Global Social Evolution: Who decides whether a loop hole is being exploited ?

The recent statement from both Russia & Ukraine that they won’t appeal a landmark trade decision in which the WTO upheld Moscow’s right to claim a key exemption to international trade rules that allows governments to take “any action which it considers necessary for the protection of its essential security interests.”

The Loop Hole

The WTO allows a country to take “any action which it considers necessary for the protection of its essential security interests.

The Contention

The US argues that the WTO cannot decide whether measures are necessary to protect a country’s security interests because it would infringe on that country’s sovereign rights. On the other hand Canada, the European Union, Mexico and a half-dozen other U.S. trade partners have asked the WTO to determine if Trump’s metal tariffs are actually necessary to protect America’s national security.

The issue

The US, particularly the Trump administration has been using this loop hole as a favorite justification for using a controversial interpretation of a cold-war era U.S. national security law to impose import tariffs.

The implication

WTO Director-General Roberto Azevedo acknowledged the precarious nature of these types of rulings, saying it’s a “very dangerous development” for the Geneva-based trade body to begin mediating regional security conflicts. It’s not the place for the WTO to solve such matters, he said. “Issues that are sensitive enough to bring up national security concerns should be treated politically and not technically at the dispute settlement mechanism of the WTO,” Azevedo said in an April 4 interview in Mexico City. “But they are bringing the cases and we don’t have an option.”

While the ruling dealt with a dispute between Russia and Ukraine, it has important ramifications for a series of separate WTO cases related to Trump’s steel and aluminum tariffs.
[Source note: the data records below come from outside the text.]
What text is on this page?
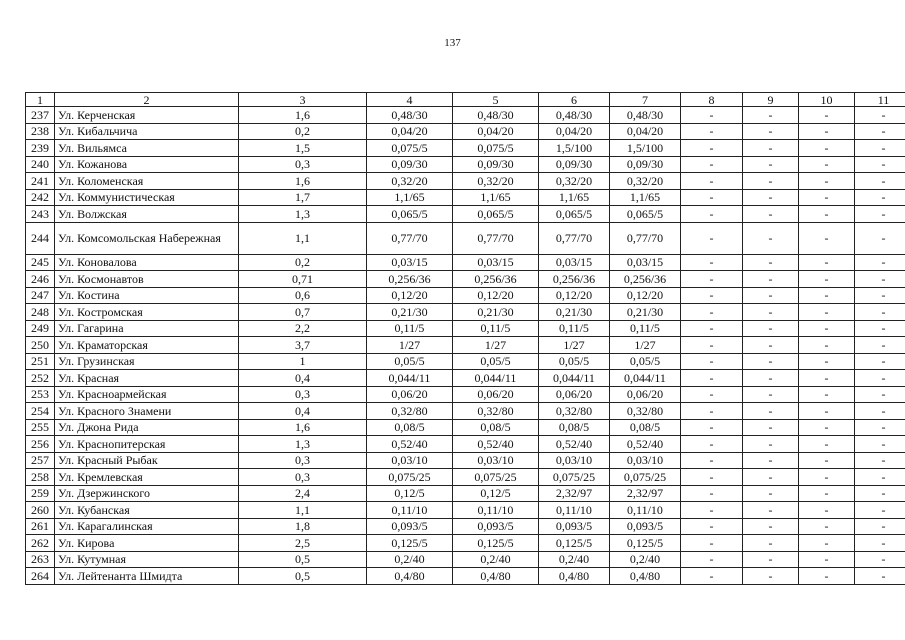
137
1	2	3	4	5	6	7	8	9	10	11
237	Ул. Керченская	1,6	0,48/30	0,48/30	0,48/30	0,48/30	-	-	-	-
238	Ул. Кибальчича	0,2	0,04/20	0,04/20	0,04/20	0,04/20	-	-	-	-
239	Ул. Вильямса	1,5	0,075/5	0,075/5	1,5/100	1,5/100	-	-	-	-
240	Ул. Кожанова	0,3	0,09/30	0,09/30	0,09/30	0,09/30	-	-	-	-
241	Ул. Коломенская	1,6	0,32/20	0,32/20	0,32/20	0,32/20	-	-	-	-
242	Ул. Коммунистическая	1,7	1,1/65	1,1/65	1,1/65	1,1/65	-	-	-	-
243	Ул. Волжская	1,3	0,065/5	0,065/5	0,065/5	0,065/5	-	-	-	-
244	Ул. Комсомольская Набережная	1,1	0,77/70	0,77/70	0,77/70	0,77/70	-	-	-	-
245	Ул. Коновалова	0,2	0,03/15	0,03/15	0,03/15	0,03/15	-	-	-	-
246	Ул. Космонавтов	0,71	0,256/36	0,256/36	0,256/36	0,256/36	-	-	-	-
247	Ул. Костина	0,6	0,12/20	0,12/20	0,12/20	0,12/20	-	-	-	-
248	Ул. Костромская	0,7	0,21/30	0,21/30	0,21/30	0,21/30	-	-	-	-
249	Ул. Гагарина	2,2	0,11/5	0,11/5	0,11/5	0,11/5	-	-	-	-
250	Ул. Краматорская	3,7	1/27	1/27	1/27	1/27	-	-	-	-
251	Ул. Грузинская	1	0,05/5	0,05/5	0,05/5	0,05/5	-	-	-	-
252	Ул. Красная	0,4	0,044/11	0,044/11	0,044/11	0,044/11	-	-	-	-
253	Ул. Красноармейская	0,3	0,06/20	0,06/20	0,06/20	0,06/20	-	-	-	-
254	Ул. Красного Знамени	0,4	0,32/80	0,32/80	0,32/80	0,32/80	-	-	-	-
255	Ул. Джона Рида	1,6	0,08/5	0,08/5	0,08/5	0,08/5	-	-	-	-
256	Ул. Краснопитерская	1,3	0,52/40	0,52/40	0,52/40	0,52/40	-	-	-	-
257	Ул. Красный Рыбак	0,3	0,03/10	0,03/10	0,03/10	0,03/10	-	-	-	-
258	Ул. Кремлевская	0,3	0,075/25	0,075/25	0,075/25	0,075/25	-	-	-	-
259	Ул. Дзержинского	2,4	0,12/5	0,12/5	2,32/97	2,32/97	-	-	-	-
260	Ул. Кубанская	1,1	0,11/10	0,11/10	0,11/10	0,11/10	-	-	-	-
261	Ул. Карагалинская	1,8	0,093/5	0,093/5	0,093/5	0,093/5	-	-	-	-
262	Ул. Кирова	2,5	0,125/5	0,125/5	0,125/5	0,125/5	-	-	-	-
263	Ул. Кутумная	0,5	0,2/40	0,2/40	0,2/40	0,2/40	-	-	-	-
264	Ул. Лейтенанта Шмидта	0,5	0,4/80	0,4/80	0,4/80	0,4/80	-	-	-	-
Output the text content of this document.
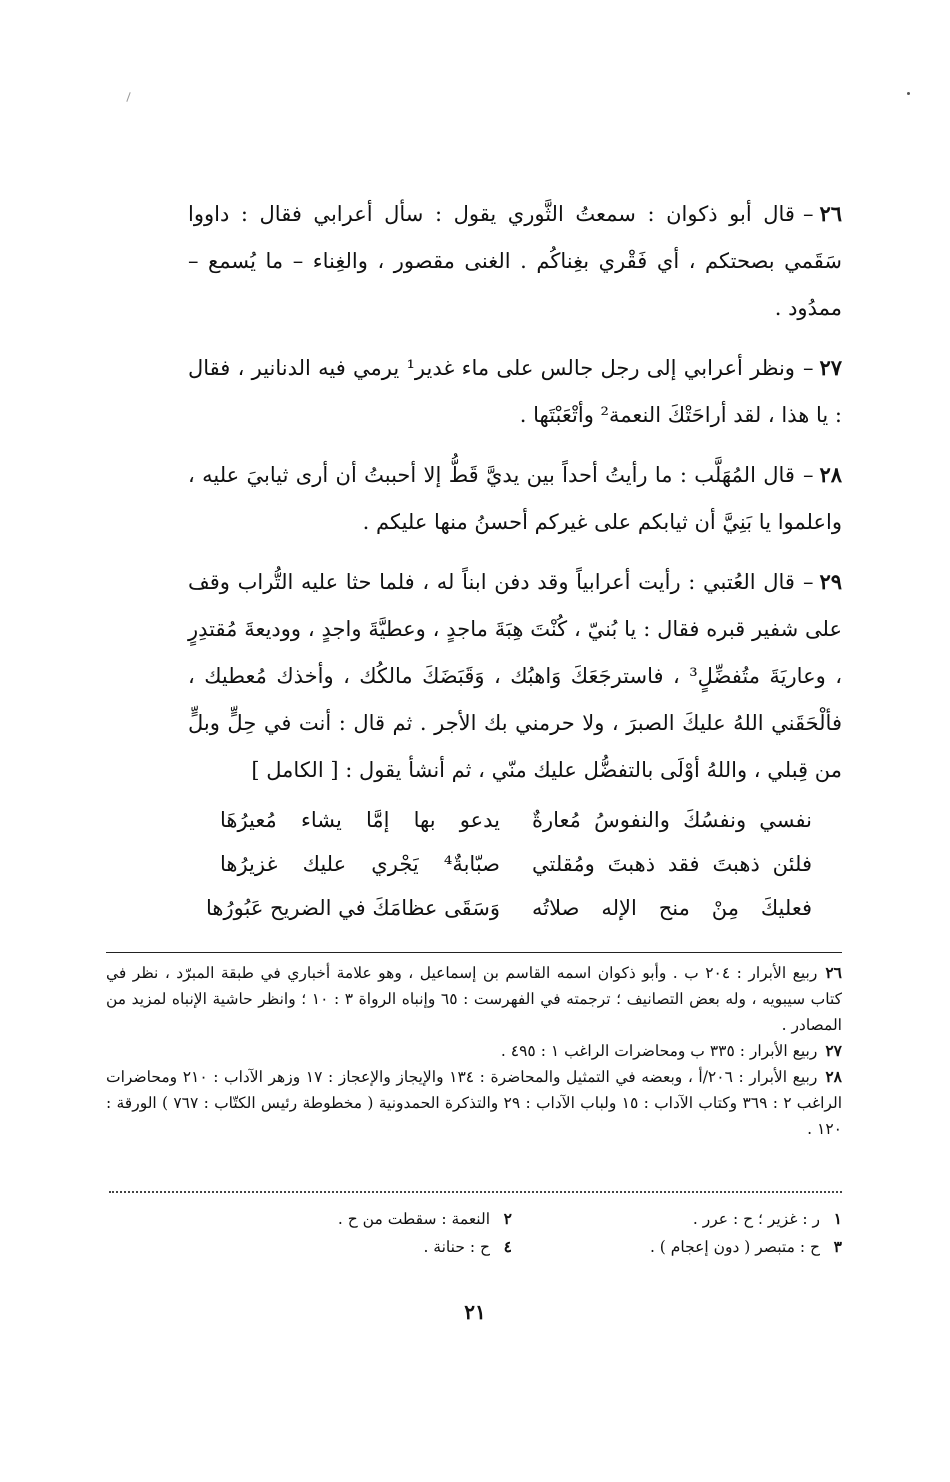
٢٦–قال أبو ذكوان : سمعتُ الثَّوري يقول : سأل أعرابي فقال : داووا سَقَمي بصحتكم ، أي فَقْري بغِناكُم . الغنى مقصور ، والغِناء – ما يُسمع – ممدُود .

٢٧–ونظر أعرابي إلى رجل جالس على ماء غدير¹ يرمي فيه الدنانير ، فقال : يا هذا ، لقد أراحَتْكَ النعمة² وأتْعَبْتَها .

٢٨–قال المُهَلَّب : ما رأيتُ أحداً بين يديَّ قَطُّ إلا أحببتُ أن أرى ثيابيَ عليه ، واعلموا يا بَنِيَّ أن ثيابكم على غيركم أحسنُ منها عليكم .

٢٩–قال العُتبي : رأيت أعرابياً وقد دفن ابناً له ، فلما حثا عليه التُّراب وقف على شفير قبره فقال : يا بُنيّ ، كُنْتَ هِبَةَ ماجدٍ ، وعطيَّةَ واجدٍ ، ووديعةَ مُقتدِرٍ ، وعاريَةَ متُفضِّلٍ³ ، فاسترجَعَكَ وَاهبُك ، وَقَبَضَكَ مالكُك ، وأخذك مُعطيك ، فألْحَقَني اللهُ عليكَ الصبرَ ، ولا حرمني بك الأجر . ثم قال : أنت في حِلٍّ وبلٍّ من قِبلي ، واللهُ أوْلَى بالتفضُّل عليك منّي ، ثم أنشأ يقول : [ الكامل ]

نفسي ونفسُكَ والنفوسُ مُعارةٌ
يدعو بها إمَّا يشاء مُعيرُهَا
فلئن ذهبتَ فقد ذهبتَ ومُقلتي
صبّابةٌ⁴ يَجْري عليك غزيرُها
فعليكَ مِنْ منح الإله صلاتُه
وَسَقَى عظامَكَ في الضريح عَبُورُها

٢٦ربيع الأبرار : ٢٠٤ ب . وأبو ذكوان اسمه القاسم بن إسماعيل ، وهو علامة أخباري في طبقة المبرّد ، نظر في كتاب سيبويه ، وله بعض التصانيف ؛ ترجمته في الفهرست : ٦٥ وإنباه الرواة ٣ : ١٠ ؛ وانظر حاشية الإنباه لمزيد من المصادر .

٢٧ربيع الأبرار : ٣٣٥ ب ومحاضرات الراغب ١ : ٤٩٥ .

٢٨ربيع الأبرار : ٢٠٦/أ ، وبعضه في التمثيل والمحاضرة : ١٣٤ والإيجاز والإعجاز : ١٧ وزهر الآداب : ٢١٠ ومحاضرات الراغب ٢ : ٣٦٩ وكتاب الآداب : ١٥ ولباب الآداب : ٢٩ والتذكرة الحمدونية ( مخطوطة رئيس الكتّاب : ٧٦٧ ) الورقة : ١٢٠ .

١ر : غزير ؛ ح : عرر .
٢النعمة : سقطت من ح .
٣ح : متبصر ( دون إعجام ) .
٤ح : حنانة .
٢١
Russia, which is challenging the U.S. tariffs on foreign steel and aluminum, welcomed the decision. “The ruling makes our arguments in the dispute with the U.S. more weighty,” Economy Minister Maxim Oreshkin said in a statement. “Our victory in the WTO thus has systemic importance for the organization and should become part of the planned reform.”

Jennifer Hillman, a former WTO judge who teaches at Georgetown University, said while trade pacts often include dispute mechanisms the brewing U.S.-China pact would be unique if it didn’t have a role for third-party arbitrators. It also could see much of the WTO case load go away with the U.S. and China historically two of the biggest users of the dispute system. “When it is the two biggest countries that have brought the majority of cases at the WTO, it is a big blow to the system,’’ Hillman said.

Moreover, other WTO members are likely to have their own complaints with a U.S.-China deal and to use the WTO to challenge it, said Jim Bacchus, a former chief judge of the WTO’s appellate body. “The United States and China are not the only two countries in the global trading system,” he said.

With evolution in business, society, economics, trade and survival; law creates loop holes and those loop holes are exploited for gains of a relatively few at the cost of a larger population. Such cases arise irrespective of scale, be it local, regional, national, international or global. The benefactors always question the change and whether the change is legal, fair or even moral while the delay causes the exploited more pain. The question remains that why there are no bodies which monitor loop hole exploitation and such exploitation only come to light when someone finally decides to fight.